Accordingly, this one-yard touchdown run by Baltimore Colts fullback Alan Ameche against the New York Giants that clinched the 1958 National Football League championship in sudden death overtime — in a contest known simply as “The Greatest Game Ever Played” — continues to get its due respect.
As part of the NFL’s celebration of its 100th season this year, the NFL Network tonight continued its countdown of the “NFL 100 Greatest Plays,” and this all-timer from the Colts and Ameche lands at No. 19 on the countdown:
It’s the second Colts play to land on the list; tight end John Mackey’s improbable 64-yard touchdown catch and run against the Detroit Lions from Nov. 20, 1966, was ranked as the 40th greatest play in NFL history.

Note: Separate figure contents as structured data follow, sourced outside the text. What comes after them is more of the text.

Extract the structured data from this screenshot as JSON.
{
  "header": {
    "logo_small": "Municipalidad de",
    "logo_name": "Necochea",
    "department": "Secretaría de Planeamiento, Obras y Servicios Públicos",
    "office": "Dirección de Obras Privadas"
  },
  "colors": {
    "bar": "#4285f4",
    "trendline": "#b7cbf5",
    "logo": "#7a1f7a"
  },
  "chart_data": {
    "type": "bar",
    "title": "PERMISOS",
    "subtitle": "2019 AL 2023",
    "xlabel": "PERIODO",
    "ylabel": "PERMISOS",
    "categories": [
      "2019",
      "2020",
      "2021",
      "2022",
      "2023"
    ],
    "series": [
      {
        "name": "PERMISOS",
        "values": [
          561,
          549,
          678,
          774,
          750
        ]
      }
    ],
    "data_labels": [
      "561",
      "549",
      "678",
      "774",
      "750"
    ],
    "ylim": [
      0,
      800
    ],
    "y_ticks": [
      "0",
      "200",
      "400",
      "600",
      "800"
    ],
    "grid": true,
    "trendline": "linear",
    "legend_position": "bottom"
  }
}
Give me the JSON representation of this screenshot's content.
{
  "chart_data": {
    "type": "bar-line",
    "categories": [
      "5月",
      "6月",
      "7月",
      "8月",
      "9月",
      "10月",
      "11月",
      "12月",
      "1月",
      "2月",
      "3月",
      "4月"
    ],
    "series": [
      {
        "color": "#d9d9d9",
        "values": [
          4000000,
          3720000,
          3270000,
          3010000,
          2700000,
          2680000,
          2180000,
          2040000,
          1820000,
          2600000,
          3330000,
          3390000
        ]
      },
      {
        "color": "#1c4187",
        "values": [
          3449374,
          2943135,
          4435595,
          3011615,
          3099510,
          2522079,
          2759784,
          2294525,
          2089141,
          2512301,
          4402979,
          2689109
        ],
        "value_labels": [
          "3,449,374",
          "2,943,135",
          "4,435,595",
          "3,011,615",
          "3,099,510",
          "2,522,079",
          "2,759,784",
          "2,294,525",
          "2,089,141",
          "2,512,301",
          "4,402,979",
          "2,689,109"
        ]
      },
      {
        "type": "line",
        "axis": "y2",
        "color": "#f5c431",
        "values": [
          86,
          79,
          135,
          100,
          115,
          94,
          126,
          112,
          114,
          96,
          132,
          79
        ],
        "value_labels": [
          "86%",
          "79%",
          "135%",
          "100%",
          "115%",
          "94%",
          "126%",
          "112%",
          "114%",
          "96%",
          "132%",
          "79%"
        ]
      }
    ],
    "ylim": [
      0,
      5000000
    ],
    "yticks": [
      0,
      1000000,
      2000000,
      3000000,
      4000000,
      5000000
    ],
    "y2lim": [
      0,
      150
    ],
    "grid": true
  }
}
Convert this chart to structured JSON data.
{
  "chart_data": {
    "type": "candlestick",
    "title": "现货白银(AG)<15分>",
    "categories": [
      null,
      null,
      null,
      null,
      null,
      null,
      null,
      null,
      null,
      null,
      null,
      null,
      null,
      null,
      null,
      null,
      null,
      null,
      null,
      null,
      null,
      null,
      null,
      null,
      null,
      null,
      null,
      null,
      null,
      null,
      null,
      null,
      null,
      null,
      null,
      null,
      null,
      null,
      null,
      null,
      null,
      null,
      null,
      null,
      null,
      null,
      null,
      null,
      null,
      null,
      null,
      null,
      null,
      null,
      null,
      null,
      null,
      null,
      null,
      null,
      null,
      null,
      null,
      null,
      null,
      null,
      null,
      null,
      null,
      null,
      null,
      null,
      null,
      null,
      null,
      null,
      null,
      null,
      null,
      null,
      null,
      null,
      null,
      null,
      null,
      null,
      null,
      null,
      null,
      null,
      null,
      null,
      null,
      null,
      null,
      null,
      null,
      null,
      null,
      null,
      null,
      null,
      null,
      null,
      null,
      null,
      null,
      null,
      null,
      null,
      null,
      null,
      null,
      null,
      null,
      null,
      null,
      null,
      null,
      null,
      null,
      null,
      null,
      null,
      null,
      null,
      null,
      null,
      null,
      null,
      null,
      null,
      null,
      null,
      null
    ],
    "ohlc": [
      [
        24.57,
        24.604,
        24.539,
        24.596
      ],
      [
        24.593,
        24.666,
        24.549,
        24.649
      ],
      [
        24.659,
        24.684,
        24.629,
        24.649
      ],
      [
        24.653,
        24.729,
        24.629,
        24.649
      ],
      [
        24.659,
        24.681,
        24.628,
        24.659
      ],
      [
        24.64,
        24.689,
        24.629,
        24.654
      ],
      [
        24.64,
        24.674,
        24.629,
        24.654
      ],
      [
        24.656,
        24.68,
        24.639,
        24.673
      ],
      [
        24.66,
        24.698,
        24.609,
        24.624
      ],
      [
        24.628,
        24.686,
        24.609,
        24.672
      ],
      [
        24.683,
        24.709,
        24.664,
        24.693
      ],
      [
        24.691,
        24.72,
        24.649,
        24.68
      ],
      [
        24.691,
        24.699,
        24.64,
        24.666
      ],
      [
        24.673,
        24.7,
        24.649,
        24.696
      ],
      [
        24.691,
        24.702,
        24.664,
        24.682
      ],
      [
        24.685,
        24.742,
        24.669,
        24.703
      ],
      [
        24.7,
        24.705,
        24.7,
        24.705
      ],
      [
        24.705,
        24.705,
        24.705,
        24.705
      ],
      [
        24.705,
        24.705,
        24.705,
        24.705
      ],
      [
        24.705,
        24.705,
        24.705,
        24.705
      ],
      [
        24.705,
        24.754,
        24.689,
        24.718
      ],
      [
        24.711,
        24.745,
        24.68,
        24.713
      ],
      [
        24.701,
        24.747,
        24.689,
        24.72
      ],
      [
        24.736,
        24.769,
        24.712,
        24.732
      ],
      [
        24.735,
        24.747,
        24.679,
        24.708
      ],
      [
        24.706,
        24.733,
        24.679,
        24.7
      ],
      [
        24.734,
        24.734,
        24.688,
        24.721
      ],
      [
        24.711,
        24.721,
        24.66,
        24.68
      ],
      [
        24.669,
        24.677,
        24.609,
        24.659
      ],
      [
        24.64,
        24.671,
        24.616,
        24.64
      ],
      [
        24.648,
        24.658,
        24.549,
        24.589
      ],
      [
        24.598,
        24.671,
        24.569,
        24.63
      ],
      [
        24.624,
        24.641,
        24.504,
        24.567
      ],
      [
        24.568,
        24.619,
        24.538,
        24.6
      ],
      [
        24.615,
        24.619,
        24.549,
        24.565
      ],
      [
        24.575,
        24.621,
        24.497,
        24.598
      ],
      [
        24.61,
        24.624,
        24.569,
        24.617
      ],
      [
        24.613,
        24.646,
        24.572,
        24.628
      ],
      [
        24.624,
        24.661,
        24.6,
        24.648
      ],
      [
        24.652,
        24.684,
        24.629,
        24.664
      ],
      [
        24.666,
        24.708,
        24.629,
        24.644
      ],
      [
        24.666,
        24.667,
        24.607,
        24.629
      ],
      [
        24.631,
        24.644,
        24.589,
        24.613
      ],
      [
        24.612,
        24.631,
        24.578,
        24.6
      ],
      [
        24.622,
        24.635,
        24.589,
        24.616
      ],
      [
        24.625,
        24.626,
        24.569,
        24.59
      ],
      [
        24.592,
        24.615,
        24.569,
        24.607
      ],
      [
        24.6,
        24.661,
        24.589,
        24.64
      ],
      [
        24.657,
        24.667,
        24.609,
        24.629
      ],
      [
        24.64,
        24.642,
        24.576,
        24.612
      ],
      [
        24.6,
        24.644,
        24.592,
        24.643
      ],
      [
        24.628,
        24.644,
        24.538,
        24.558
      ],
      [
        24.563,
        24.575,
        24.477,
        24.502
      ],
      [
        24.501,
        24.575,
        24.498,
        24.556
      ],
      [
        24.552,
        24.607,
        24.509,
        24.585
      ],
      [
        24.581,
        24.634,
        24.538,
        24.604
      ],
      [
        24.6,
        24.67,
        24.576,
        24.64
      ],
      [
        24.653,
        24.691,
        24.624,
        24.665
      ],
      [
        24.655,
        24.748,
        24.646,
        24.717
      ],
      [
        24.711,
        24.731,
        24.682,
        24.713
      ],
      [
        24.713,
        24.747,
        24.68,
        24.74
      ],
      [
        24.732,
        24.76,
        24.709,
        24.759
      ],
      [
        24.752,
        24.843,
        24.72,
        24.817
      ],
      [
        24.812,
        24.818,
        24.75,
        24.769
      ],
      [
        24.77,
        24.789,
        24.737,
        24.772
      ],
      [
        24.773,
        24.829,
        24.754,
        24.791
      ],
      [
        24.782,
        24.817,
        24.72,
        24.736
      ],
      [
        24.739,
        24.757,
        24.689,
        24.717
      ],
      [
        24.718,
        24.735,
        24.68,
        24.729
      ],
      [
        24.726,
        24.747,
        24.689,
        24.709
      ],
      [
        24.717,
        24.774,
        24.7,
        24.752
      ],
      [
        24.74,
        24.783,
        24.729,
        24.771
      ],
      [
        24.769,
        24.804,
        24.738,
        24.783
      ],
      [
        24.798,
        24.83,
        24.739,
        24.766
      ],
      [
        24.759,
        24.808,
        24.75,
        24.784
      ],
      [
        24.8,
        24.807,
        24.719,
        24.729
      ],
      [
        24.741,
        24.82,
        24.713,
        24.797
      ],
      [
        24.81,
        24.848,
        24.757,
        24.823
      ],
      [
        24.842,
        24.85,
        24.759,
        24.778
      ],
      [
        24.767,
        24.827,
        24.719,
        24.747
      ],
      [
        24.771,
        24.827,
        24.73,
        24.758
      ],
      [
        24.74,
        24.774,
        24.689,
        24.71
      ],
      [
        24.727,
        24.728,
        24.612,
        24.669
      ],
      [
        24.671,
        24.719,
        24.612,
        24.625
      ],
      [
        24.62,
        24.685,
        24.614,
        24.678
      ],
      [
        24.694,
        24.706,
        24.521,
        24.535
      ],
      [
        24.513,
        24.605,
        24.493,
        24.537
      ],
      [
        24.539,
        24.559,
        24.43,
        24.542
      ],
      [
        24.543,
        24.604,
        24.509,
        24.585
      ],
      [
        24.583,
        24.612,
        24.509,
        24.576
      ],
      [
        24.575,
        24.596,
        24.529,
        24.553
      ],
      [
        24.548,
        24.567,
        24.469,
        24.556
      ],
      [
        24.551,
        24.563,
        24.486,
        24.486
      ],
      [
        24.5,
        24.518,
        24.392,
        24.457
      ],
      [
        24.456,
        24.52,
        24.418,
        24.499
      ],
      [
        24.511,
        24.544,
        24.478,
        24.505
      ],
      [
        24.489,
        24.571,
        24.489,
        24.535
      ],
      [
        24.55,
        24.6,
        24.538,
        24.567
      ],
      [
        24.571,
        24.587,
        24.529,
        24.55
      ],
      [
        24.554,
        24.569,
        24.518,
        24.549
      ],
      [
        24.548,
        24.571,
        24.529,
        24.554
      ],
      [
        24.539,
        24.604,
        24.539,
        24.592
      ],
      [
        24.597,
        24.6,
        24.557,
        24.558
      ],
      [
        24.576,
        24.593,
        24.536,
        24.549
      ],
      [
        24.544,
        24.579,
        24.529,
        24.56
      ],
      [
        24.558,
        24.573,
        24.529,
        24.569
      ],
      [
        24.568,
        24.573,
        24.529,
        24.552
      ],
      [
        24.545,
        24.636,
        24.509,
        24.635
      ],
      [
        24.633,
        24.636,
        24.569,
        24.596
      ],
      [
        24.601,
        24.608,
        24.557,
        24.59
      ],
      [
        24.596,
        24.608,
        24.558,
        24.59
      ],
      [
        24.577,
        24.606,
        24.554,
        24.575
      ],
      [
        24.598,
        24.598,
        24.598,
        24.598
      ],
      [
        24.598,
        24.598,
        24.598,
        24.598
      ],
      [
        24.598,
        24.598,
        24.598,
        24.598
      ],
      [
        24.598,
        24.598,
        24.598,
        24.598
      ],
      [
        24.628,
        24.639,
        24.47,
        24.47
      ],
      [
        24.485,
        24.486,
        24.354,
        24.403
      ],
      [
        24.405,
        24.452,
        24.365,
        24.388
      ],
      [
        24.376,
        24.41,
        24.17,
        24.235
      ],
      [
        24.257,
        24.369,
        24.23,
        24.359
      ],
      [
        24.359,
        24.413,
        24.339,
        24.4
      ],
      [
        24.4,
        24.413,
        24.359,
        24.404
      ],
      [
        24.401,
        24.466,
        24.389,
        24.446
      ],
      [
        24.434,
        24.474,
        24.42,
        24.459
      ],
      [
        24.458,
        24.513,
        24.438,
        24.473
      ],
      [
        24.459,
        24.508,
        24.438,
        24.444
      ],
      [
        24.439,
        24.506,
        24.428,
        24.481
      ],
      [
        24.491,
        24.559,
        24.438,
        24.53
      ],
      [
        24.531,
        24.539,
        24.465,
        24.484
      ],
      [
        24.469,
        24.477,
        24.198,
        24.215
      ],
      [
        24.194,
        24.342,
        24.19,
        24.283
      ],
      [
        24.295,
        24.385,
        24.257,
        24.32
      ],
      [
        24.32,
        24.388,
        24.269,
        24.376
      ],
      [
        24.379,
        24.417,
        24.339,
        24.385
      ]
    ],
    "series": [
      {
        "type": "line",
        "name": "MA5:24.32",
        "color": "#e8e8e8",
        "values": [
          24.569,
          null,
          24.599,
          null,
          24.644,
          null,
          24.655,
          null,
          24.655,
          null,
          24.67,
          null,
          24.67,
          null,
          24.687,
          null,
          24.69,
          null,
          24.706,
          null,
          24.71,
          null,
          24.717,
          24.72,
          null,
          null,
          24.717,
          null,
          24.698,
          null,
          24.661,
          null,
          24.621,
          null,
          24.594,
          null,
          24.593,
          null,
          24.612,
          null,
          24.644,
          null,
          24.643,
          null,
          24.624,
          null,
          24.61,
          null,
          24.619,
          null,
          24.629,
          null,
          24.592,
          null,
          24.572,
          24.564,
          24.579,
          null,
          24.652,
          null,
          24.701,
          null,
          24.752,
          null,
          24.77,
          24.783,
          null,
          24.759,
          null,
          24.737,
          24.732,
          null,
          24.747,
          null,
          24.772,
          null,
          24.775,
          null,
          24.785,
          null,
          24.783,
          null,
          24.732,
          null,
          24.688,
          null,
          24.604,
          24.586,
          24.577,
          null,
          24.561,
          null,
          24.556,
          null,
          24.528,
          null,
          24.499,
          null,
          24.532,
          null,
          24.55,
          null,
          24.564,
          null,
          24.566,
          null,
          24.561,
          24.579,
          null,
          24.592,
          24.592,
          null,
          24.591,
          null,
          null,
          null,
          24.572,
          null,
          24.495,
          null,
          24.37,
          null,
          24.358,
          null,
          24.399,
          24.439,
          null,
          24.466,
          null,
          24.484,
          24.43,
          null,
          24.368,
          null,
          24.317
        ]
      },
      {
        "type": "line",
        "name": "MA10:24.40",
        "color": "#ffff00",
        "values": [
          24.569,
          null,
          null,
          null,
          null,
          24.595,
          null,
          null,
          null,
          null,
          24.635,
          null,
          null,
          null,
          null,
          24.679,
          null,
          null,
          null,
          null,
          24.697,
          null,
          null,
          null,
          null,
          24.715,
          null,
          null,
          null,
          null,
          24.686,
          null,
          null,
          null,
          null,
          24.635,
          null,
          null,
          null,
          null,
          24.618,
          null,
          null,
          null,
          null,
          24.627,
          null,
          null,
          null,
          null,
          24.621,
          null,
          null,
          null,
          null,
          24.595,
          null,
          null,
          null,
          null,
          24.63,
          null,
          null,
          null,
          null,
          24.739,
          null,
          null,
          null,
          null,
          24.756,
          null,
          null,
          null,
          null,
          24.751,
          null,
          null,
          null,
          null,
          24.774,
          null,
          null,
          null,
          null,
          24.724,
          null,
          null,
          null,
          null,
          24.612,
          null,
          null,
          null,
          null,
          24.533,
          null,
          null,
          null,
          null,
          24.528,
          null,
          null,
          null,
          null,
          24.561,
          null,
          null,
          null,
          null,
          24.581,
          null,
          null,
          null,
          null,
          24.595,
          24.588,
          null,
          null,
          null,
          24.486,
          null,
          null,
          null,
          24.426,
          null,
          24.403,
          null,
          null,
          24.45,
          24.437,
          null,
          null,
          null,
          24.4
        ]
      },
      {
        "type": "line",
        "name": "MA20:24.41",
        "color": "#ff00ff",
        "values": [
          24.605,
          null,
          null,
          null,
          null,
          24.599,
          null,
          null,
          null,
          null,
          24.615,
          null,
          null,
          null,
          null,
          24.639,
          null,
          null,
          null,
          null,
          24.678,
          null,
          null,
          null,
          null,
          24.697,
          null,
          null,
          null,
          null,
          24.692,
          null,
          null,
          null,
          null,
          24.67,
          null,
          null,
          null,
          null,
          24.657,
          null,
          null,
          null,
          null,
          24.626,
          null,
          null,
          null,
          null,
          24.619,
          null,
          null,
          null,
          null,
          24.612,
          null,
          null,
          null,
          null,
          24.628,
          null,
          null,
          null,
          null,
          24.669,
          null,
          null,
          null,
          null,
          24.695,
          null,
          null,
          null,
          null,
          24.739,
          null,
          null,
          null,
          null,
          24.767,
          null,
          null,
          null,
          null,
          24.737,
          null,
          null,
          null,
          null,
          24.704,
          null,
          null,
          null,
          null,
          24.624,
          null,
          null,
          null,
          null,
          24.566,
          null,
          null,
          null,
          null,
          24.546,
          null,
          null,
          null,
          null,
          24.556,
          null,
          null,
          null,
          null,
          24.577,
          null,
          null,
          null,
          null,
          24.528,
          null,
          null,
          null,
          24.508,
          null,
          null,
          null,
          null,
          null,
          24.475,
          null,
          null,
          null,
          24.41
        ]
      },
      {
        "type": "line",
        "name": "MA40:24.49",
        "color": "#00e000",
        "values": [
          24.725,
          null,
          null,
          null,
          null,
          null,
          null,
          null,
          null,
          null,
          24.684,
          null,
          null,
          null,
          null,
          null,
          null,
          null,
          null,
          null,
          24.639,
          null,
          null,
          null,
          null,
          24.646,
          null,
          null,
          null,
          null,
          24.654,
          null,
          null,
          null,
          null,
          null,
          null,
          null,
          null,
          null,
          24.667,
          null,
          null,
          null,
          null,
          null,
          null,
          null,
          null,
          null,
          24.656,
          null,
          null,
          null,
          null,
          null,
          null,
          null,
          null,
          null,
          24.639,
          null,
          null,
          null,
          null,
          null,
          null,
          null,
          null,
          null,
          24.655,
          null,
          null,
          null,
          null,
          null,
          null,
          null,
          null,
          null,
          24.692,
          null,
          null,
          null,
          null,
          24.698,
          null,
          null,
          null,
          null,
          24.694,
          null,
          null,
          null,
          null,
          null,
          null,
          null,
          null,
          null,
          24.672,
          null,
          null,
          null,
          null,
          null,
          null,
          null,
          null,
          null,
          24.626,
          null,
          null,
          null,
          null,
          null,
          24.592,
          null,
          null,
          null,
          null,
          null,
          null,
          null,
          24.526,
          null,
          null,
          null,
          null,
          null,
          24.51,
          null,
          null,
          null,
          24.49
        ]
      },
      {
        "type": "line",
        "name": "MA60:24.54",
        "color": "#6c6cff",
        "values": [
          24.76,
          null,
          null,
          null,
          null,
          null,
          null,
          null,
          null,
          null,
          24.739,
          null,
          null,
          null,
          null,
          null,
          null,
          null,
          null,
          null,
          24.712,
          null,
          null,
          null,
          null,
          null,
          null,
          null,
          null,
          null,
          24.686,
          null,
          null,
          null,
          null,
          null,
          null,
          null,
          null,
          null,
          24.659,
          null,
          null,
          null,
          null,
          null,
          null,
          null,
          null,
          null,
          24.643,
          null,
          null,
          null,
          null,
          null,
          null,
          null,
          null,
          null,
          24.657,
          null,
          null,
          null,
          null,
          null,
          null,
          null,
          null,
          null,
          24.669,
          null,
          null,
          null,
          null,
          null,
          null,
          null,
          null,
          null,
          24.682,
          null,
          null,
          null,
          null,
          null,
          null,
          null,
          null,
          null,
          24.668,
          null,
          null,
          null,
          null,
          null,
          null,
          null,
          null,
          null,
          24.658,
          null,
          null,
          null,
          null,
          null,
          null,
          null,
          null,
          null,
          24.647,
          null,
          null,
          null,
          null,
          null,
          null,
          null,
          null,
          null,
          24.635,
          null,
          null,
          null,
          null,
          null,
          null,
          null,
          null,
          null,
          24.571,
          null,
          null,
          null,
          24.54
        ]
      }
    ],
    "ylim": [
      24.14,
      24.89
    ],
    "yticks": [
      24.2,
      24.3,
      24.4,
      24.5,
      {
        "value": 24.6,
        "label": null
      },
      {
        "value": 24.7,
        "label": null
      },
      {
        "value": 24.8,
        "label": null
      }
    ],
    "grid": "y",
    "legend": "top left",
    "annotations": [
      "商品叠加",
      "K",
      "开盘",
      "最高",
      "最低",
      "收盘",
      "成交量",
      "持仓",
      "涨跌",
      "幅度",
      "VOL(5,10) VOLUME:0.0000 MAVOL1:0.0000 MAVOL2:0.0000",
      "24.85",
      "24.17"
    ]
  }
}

The 1958 NFL Championship Game, meanwhile, is considered such a landmark event because it really marked the beginning of football’s rise to becoming the most popular sport in the United States. This was helped tremendously by the fact that NBC televised the game to about 45 million viewers nationwide.
Both the Colts and the Giants came into the game with identical 9-3 records, although New York got the best of Baltimore (which was without star quarterback Johnny Unitas at the time) 24-21 in Week 7 of the regular season.
The Colts, who dominated the first two quarters and went into halftime with a 14-3 lead, would see the momentum slide the Giants’ way early in the third quarter, when Ameche was stuffed for a loss of five on 4th and Goal from the 1.
New York would need just five plays to go 95 yards, cutting Baltimore’s lead to four at 14-10 with a Mel Triplett one-yard touchdown run, and then took the lead, 17-14, on a 15-yard touchdown pass from Charley Conerly to Frank Gifford.
After several back and forths between the two teams, Unitas would engineer one of the most famous drives in league history, getting the ball to the New York 13-yard line, where Steve Myhra knocked in a game-tying 20-yard field goal with seven seconds left to send the game into overtime — the first of its kind in NFL playoff history.
The Giants won the toss but had to punt on their opening possession, and Unitas went to work again, driving the Colts 80 yards in 13 plays. That 13th play, of course, was Ameche’s one-yard, game-winning touchdown run, sending the crowd — and millions of viewers at home — into a frenzy.